As noted in a previous comment, I also believe that the Commission needs to give a clear definition of what is meant by a “normal situation” to which dose limits apply and how it differs from an “existing controllable situation” involving routine exposure. For example, exposure to radon in homes certainty is a “normal situation” by any reasonable layman’s definition but is viewed by the Commission as “an existing controllable exposure.” Nowhere in this section is the meaning of “normal situation” discussed (I submit that the meaning is not obvious). Clear discussions of the meaning of “existing controllable exposure” also are needed, especially as it differs from “normal situation.”
Paragraph (136), last sentence. I believe that this statement is important, and it may call for some amplification. For example, dose constraints for normal situations need to be well below the maximum recommended values in order to ensure that applicable dose limits for all normal situations combined are met. I believe that this important point should not be lost.
Also, does the Commission intend to discuss on what basis regulatory agencies should set dose constraints at levels below maximum recommended values? This seems important.
Paragraph (137), second sentence. On what basis is action to reduce dose or risk virtually certain to be warranted? Is it because the associated risk is intolerable, or is it because application of the principle of optimization almost certainly will indicate that the allowable dose should be lowered? It seems important to explain this.

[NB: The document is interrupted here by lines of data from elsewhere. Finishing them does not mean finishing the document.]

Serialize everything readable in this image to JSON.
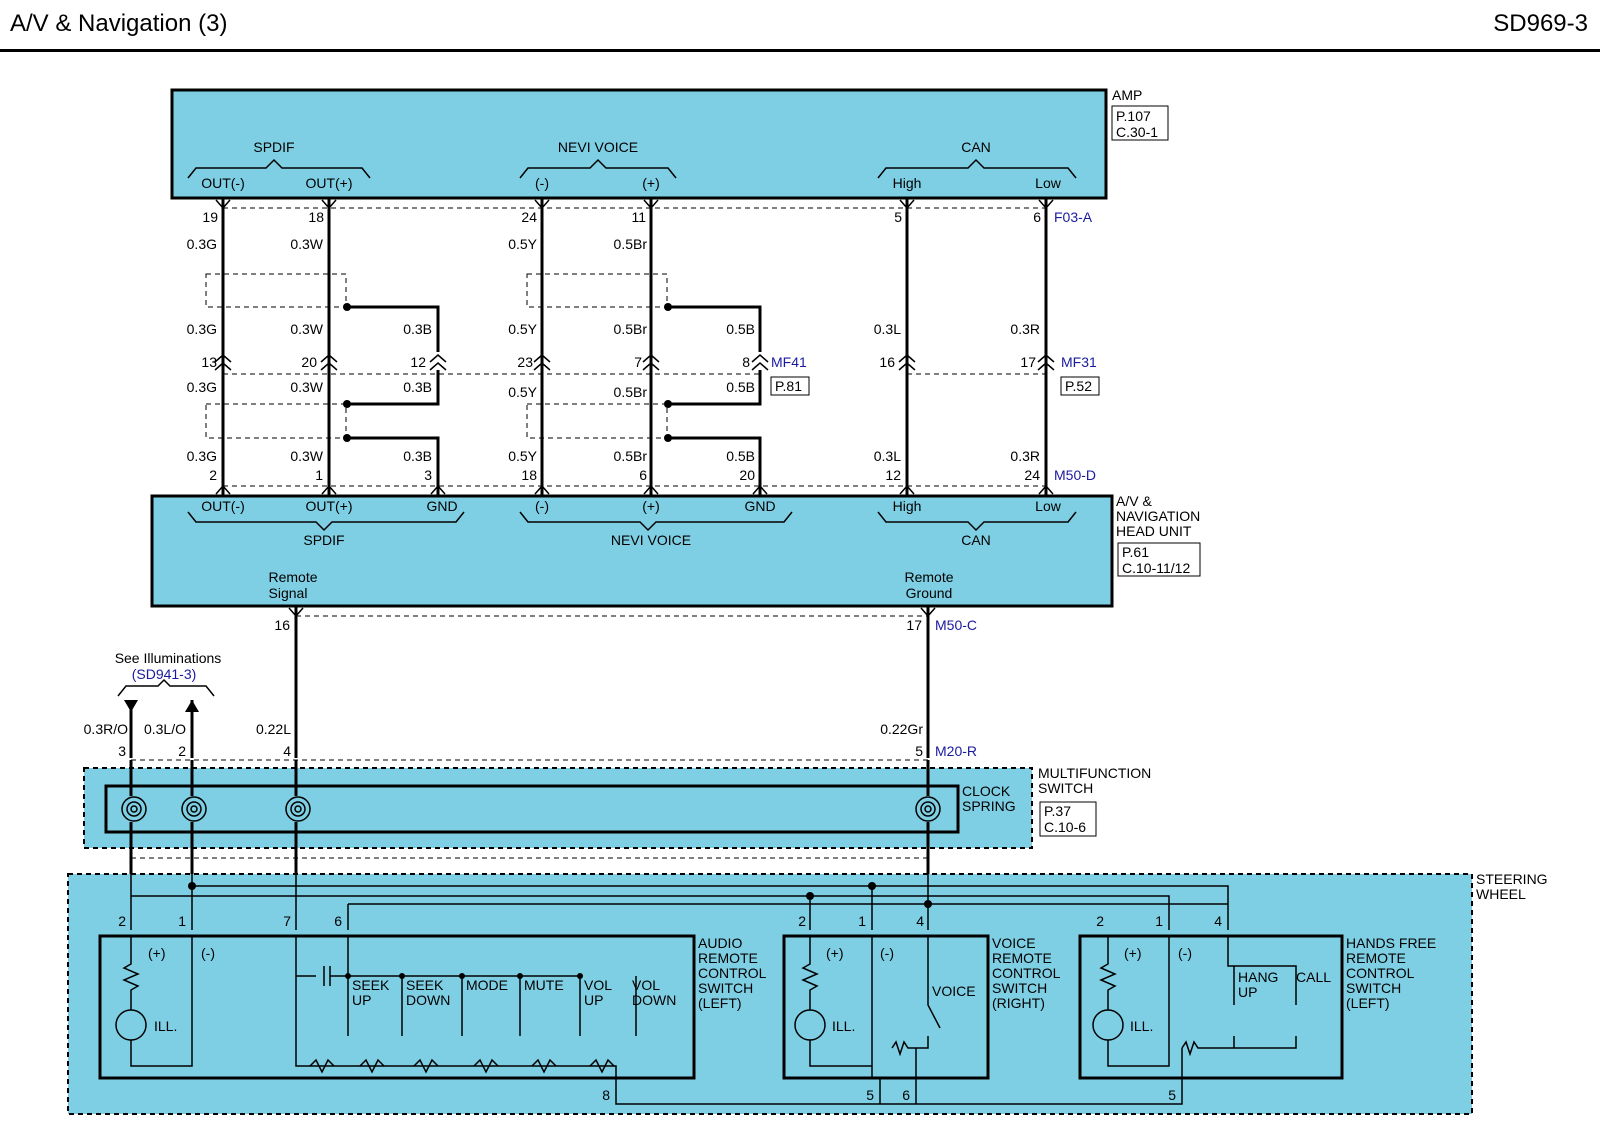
{
  "title": "A/V & Navigation (3)",
  "code": "SD969-3",
  "amp": {
    "name": "AMP",
    "ref1": "P.107",
    "ref2": "C.30-1",
    "spdif": "SPDIF",
    "navi": "NEVI VOICE",
    "can": "CAN",
    "out_minus": "OUT(-)",
    "out_plus": "OUT(+)",
    "minus": "(-)",
    "plus": "(+)",
    "high": "High",
    "low": "Low"
  },
  "connectors": {
    "f03": "F03-A",
    "mf41": "MF41",
    "mf41_ref": "P.81",
    "mf31": "MF31",
    "mf31_ref": "P.52",
    "m50d": "M50-D",
    "m50c": "M50-C",
    "m20r": "M20-R"
  },
  "head_unit": {
    "name1": "A/V &",
    "name2": "NAVIGATION",
    "name3": "HEAD UNIT",
    "ref1": "P.61",
    "ref2": "C.10-11/12",
    "spdif": "SPDIF",
    "navi": "NEVI VOICE",
    "can": "CAN",
    "gnd": "GND",
    "remote_signal_1": "Remote",
    "remote_signal_2": "Signal",
    "remote_ground_1": "Remote",
    "remote_ground_2": "Ground"
  },
  "pins": {
    "amp": [
      "19",
      "18",
      "24",
      "11",
      "5",
      "6"
    ],
    "mf": [
      "13",
      "20",
      "12",
      "23",
      "7",
      "8",
      "16",
      "17"
    ],
    "hu": [
      "2",
      "1",
      "3",
      "18",
      "6",
      "20",
      "12",
      "24"
    ],
    "m50c": [
      "16",
      "17"
    ],
    "m20r": [
      "3",
      "2",
      "4",
      "5"
    ],
    "sw_audio": [
      "2",
      "1",
      "7",
      "6",
      "8"
    ],
    "sw_voice": [
      "2",
      "1",
      "4",
      "5",
      "6"
    ],
    "sw_hf": [
      "2",
      "1",
      "4",
      "5"
    ]
  },
  "wires": {
    "g3": "0.3G",
    "w3": "0.3W",
    "b3": "0.3B",
    "y5": "0.5Y",
    "br5": "0.5Br",
    "b5": "0.5B",
    "l3": "0.3L",
    "r3": "0.3R",
    "ro": "0.3R/O",
    "lo": "0.3L/O",
    "l22": "0.22L",
    "gr22": "0.22Gr"
  },
  "illum": {
    "line1": "See Illuminations",
    "line2": "(SD941-3)"
  },
  "mfs": {
    "clock1": "CLOCK",
    "clock2": "SPRING",
    "name1": "MULTIFUNCTION",
    "name2": "SWITCH",
    "ref1": "P.37",
    "ref2": "C.10-6"
  },
  "steering": {
    "name1": "STEERING",
    "name2": "WHEEL"
  },
  "audio_sw": {
    "t1": "AUDIO",
    "t2": "REMOTE",
    "t3": "CONTROL",
    "t4": "SWITCH",
    "t5": "(LEFT)",
    "seek_up1": "SEEK",
    "seek_up2": "UP",
    "seek_down1": "SEEK",
    "seek_down2": "DOWN",
    "mode": "MODE",
    "mute": "MUTE",
    "vol_up1": "VOL",
    "vol_up2": "UP",
    "vol_down1": "VOL",
    "vol_down2": "DOWN",
    "plus": "(+)",
    "minus": "(-)",
    "ill": "ILL."
  },
  "voice_sw": {
    "t1": "VOICE",
    "t2": "REMOTE",
    "t3": "CONTROL",
    "t4": "SWITCH",
    "t5": "(RIGHT)",
    "voice": "VOICE",
    "plus": "(+)",
    "minus": "(-)",
    "ill": "ILL."
  },
  "hf_sw": {
    "t1": "HANDS FREE",
    "t2": "REMOTE",
    "t3": "CONTROL",
    "t4": "SWITCH",
    "t5": "(LEFT)",
    "hang1": "HANG",
    "hang2": "UP",
    "call": "CALL",
    "plus": "(+)",
    "minus": "(-)",
    "ill": "ILL."
  }
}
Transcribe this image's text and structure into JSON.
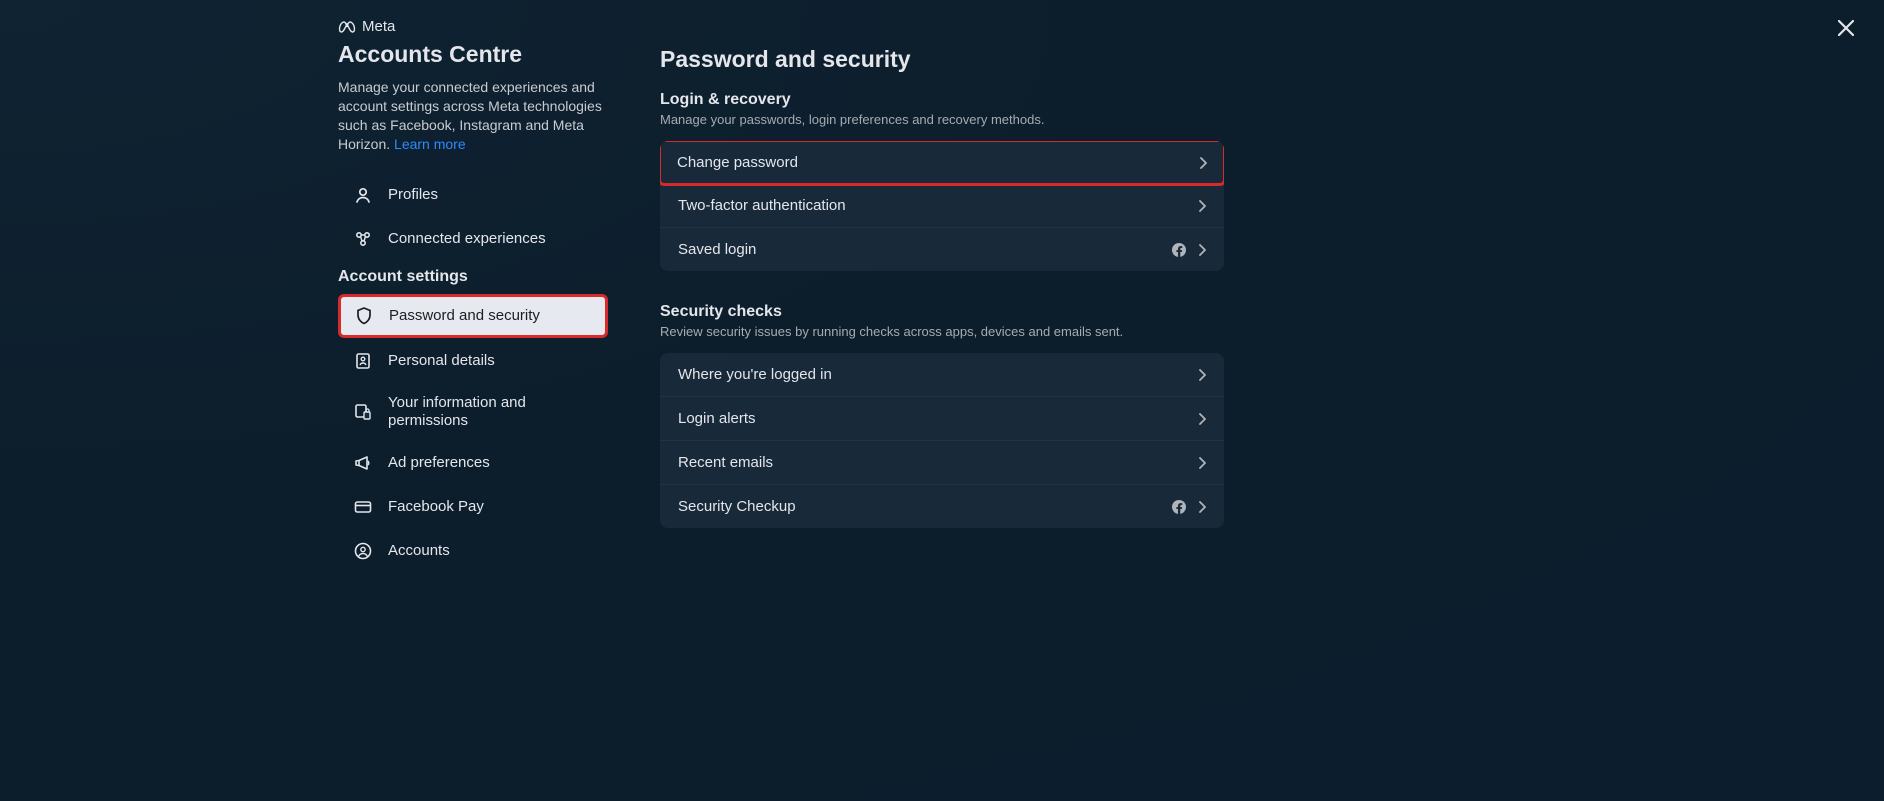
{
  "brand": {
    "name": "Meta"
  },
  "sidebar": {
    "title": "Accounts Centre",
    "description": "Manage your connected experiences and account settings across Meta technologies such as Facebook, Instagram and Meta Horizon. ",
    "learn_more": "Learn more",
    "top_items": [
      {
        "label": "Profiles",
        "icon": "person-icon"
      },
      {
        "label": "Connected experiences",
        "icon": "connected-icon"
      }
    ],
    "group_label": "Account settings",
    "settings_items": [
      {
        "label": "Password and security",
        "icon": "shield-icon",
        "active": true
      },
      {
        "label": "Personal details",
        "icon": "id-card-icon"
      },
      {
        "label": "Your information and permissions",
        "icon": "permissions-icon"
      },
      {
        "label": "Ad preferences",
        "icon": "megaphone-icon"
      },
      {
        "label": "Facebook Pay",
        "icon": "card-icon"
      },
      {
        "label": "Accounts",
        "icon": "user-circle-icon"
      }
    ]
  },
  "main": {
    "title": "Password and security",
    "sections": [
      {
        "title": "Login & recovery",
        "desc": "Manage your passwords, login preferences and recovery methods.",
        "items": [
          {
            "label": "Change password",
            "highlighted": true
          },
          {
            "label": "Two-factor authentication"
          },
          {
            "label": "Saved login",
            "fb_icon": true
          }
        ]
      },
      {
        "title": "Security checks",
        "desc": "Review security issues by running checks across apps, devices and emails sent.",
        "items": [
          {
            "label": "Where you're logged in"
          },
          {
            "label": "Login alerts"
          },
          {
            "label": "Recent emails"
          },
          {
            "label": "Security Checkup",
            "fb_icon": true
          }
        ]
      }
    ]
  }
}
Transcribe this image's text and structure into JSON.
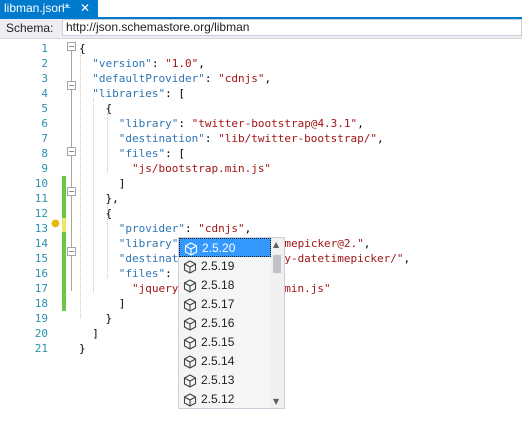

Paragraph (139). It seems to me that the Commission’s need to distinguish between Optimization of Protection and ALARA, especially to emphasize that the former is a much broader concept, is partly the result of a problem of the Commission’s own making. The common interpretation that the ALARA principle is applied using quantitative cost-benefit analysis, which the Commission certainly encouraged, rather blatantly ignores the “social factors” aspect of ALARA. If proper attention had been paid all along to social factors and how they change over time in implementing the ALARA principle, there probably would be little need for a different and more broadly defined principle of optimization.
Figure 2, cartoon in upper right. I am pleased to see the inclusion of a “mining” icon in this figure. As noted previously, national authorities have often ignored mining wastes and other wastes from exploitation of energy sources when an activity resulting in increased radiation exposure of workers or the public is not nuclear-related. It should be clear that these kinds of waste are included in the system of radiological protection.
Paragraph (143), last sentence, paragraph (146), second sentence, and paragraph (148), third sentence. These statements seem reasonable, but I wonder how the Commission would classify an individual who works as a receptionist at a facility where x ray machines are operated (say) and receives incidental exposure to radiation while working, even though working with radiation sources is not part of their job. Would such an individual be subject to dose constraints and associated monitoring and information requirements for occupational exposure, or would such an individual be considered a member of the public?